More than ever, young people are becoming the victims of depression. It can be harmful for those (especially young people) wondering about depression (do I have it?) to read books written for academic purposes; as well I know. The cold hard facts and statistics in these books give not hint of the strength, courage, and support needed to overcome the hardships of depression. Irwin, on the other hand, describes the nature of "the beast" while emphasizing that depression is no one’s fault: "[it] is not a weakness, it’s an illness that’s curable"(Irwin 7). She details her road to recovery from hospitalization, to medications, and therapy. She emphasizes the role her family played in her recovery and their comments are included as letters to the reader. Irwin never denies that the road is a long, hard one, but she is persistent in her underlying message of hope: "I have beaten depression and you can, too!"
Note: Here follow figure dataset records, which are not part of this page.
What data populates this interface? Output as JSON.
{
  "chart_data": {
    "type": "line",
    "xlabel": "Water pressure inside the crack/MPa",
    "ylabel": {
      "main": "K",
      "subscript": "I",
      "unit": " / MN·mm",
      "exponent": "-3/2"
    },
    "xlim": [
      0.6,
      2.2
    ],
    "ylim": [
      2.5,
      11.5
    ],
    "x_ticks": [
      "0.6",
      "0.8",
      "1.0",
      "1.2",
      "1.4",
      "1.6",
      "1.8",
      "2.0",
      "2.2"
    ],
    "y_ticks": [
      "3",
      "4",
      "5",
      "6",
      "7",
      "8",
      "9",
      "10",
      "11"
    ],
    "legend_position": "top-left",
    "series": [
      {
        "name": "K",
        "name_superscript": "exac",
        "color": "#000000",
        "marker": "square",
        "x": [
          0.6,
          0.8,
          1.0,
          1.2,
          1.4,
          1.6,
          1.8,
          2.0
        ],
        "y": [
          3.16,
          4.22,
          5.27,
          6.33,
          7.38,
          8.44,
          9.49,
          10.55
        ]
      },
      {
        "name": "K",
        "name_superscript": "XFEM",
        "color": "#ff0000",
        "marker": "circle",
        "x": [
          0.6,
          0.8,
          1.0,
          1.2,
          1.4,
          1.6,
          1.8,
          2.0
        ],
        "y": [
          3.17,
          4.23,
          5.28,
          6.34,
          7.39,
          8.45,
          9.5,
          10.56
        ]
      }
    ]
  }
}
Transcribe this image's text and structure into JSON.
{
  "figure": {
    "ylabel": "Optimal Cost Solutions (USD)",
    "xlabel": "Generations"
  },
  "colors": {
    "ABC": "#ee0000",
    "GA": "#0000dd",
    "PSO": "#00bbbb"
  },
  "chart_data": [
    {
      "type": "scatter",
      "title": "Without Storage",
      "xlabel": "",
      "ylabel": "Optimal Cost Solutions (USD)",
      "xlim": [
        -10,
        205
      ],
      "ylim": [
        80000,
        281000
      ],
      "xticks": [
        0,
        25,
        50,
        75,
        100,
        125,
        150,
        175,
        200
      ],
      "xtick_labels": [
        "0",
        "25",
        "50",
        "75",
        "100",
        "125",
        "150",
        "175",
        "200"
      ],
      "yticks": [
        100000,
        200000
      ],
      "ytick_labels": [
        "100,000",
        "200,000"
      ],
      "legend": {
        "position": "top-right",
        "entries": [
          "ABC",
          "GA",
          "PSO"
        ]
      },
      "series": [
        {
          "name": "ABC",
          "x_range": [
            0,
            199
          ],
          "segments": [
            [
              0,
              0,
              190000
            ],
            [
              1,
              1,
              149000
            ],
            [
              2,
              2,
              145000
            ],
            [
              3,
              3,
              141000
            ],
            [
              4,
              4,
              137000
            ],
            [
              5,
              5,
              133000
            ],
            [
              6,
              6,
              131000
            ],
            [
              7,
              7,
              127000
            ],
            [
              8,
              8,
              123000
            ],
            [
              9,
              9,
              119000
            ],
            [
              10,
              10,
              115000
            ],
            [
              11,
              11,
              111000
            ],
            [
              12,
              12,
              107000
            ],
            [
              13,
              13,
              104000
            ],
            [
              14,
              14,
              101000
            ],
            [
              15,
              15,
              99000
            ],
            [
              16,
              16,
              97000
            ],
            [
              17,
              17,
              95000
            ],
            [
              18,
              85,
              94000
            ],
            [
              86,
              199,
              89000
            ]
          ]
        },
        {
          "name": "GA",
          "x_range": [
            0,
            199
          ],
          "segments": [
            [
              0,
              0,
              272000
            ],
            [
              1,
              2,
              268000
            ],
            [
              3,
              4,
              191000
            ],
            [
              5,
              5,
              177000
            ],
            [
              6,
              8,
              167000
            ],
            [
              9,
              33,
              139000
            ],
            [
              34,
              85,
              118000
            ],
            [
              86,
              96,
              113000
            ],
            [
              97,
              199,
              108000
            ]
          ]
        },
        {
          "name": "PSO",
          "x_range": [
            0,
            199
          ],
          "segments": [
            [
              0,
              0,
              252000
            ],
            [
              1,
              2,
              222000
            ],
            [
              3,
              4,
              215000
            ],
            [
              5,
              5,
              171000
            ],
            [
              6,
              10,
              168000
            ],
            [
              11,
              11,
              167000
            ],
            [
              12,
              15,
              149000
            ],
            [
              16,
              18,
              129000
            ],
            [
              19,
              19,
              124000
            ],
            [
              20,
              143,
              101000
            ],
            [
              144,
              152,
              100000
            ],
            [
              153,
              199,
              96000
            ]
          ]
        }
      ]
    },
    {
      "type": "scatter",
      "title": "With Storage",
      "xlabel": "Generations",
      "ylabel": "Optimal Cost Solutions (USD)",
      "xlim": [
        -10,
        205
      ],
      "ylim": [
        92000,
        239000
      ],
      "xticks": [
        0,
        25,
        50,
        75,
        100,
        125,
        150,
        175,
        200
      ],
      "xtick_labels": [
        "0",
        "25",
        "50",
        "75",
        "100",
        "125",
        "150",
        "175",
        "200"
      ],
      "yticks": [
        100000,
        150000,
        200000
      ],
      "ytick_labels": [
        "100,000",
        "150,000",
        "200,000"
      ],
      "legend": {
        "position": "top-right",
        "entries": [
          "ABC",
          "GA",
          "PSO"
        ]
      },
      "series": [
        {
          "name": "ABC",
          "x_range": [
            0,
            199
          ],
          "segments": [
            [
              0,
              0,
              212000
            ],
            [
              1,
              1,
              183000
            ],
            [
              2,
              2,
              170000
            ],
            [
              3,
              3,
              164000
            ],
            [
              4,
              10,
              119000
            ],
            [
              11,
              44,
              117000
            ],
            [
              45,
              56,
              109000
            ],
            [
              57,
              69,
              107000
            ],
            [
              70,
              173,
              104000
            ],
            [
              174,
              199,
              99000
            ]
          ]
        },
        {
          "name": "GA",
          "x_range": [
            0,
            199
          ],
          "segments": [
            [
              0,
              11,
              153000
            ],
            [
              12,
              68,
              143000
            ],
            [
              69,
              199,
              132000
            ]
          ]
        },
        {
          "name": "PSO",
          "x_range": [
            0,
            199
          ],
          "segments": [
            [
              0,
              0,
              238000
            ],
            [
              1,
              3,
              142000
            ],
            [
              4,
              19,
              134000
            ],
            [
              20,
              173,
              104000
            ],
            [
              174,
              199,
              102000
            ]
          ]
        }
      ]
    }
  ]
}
This is a book for people of all ages who are, or who know someone who is, depressed. It is also a good introduction to depression from an academic viewpoint in that it shows the ‘human’ side of the illness, the emotional part that is unexplainable by the sciences. A short read, but an excellent book nonetheless.

Lyz Rudolph is a seventeen-year-old survivor of depression. She is currently finishing grades eleven and twelve at Vancouver Community College. In her spare time, she likes to converse with her cats and pursue artistic and environmental interests. She also enjoys living vicariously through the books she devours, participating in live theater, riding the wild beast that is the horse, and other ‘dangerous’ hobbies.